Through laboratory research, we have successfully developed a “tunnel-type” disinfection device for rapid surface disinfection of imported cold-chain goods' outer packaging. Our device demonstrated a strong killing effect against standard strains, including S. aureus, E. coli, and P. aeruginosa. Moreover, research has shown that enveloped viruses are generally more susceptible to disinfection than most bacterial propagules. Bacterial cell walls and membranes, in contrast to viral envelopes, are indeed more resilient and robust, which can make them more resistant against disinfection. Therefore, our “tunnel-type” disinfection device is expected to be highly effective in inactivating enveloped viruses, such as SARS-CoV-2.

Our study has demonstrated the efficacy of the 222-nm UVC excimer lamp for surface disinfection, even at low temperatures.
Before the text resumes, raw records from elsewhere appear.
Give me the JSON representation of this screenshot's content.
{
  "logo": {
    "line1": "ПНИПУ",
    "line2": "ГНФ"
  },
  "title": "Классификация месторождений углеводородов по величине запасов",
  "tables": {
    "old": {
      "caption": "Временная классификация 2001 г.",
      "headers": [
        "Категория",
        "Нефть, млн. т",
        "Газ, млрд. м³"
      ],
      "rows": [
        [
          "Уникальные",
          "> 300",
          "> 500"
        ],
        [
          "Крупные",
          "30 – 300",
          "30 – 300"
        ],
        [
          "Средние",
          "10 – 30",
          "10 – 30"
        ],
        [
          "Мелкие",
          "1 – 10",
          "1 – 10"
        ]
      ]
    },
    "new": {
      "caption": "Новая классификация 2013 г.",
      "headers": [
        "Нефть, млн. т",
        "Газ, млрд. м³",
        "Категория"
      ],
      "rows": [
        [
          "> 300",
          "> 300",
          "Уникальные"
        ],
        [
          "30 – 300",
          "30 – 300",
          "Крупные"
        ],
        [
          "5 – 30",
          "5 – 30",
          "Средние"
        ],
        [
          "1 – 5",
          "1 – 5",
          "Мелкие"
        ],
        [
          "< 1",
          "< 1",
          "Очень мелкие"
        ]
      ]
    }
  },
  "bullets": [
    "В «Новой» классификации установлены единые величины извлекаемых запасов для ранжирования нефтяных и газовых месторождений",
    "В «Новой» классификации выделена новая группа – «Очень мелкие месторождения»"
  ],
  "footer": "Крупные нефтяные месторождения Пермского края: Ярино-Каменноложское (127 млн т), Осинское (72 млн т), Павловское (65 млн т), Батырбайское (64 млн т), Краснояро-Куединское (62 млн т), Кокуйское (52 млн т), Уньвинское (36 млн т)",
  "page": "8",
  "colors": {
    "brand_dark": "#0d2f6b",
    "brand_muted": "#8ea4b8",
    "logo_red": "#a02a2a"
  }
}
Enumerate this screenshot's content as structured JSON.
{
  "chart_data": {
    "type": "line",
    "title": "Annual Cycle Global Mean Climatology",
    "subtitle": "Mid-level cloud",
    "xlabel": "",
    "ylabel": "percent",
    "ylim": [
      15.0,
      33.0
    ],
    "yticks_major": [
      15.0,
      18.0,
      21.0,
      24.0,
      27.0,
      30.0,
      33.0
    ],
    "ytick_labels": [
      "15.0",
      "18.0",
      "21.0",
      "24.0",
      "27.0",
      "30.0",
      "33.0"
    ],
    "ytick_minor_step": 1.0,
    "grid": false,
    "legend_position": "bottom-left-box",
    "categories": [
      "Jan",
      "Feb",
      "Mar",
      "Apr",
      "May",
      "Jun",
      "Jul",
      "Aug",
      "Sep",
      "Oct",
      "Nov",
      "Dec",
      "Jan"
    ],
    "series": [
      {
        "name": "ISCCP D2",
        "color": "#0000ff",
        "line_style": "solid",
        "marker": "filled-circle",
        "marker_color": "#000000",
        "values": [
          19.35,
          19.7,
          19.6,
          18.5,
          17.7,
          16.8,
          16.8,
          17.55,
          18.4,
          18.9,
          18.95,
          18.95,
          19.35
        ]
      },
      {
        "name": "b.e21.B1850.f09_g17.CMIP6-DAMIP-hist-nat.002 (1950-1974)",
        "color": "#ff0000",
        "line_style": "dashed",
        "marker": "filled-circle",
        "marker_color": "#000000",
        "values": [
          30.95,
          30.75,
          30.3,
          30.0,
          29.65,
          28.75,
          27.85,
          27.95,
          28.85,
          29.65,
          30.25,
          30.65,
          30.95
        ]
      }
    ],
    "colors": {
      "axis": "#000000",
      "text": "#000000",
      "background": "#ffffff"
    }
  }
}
Using the hardware basis and experimental values obtained, we can optimize the scientific parameters of the “tunnel-type” cold-chain goods disinfection device, which is a popular and microbiologically effective UVC disinfecting device. The optimized device can be applied for surface disinfection of cold-chain goods and provide a highly efficient and practical tool to combat the spread of SARS-CoV-2 or other microorganisms through cold-chain systems. The “tunnel-type” disinfection device can complete the disinfection operation of imported cold-chain goods packaging within a matter of seconds, providing several advantages over chemical disinfectants, including shorter time requirements, safety and eco-friendliness, absence of hazardous residual, labor savings, and ease of operation. The application of the “tunnel-type” disinfection device has a positive impact on the speed of transfer of imported cold-chain goods, container turnover, and port storage capacity.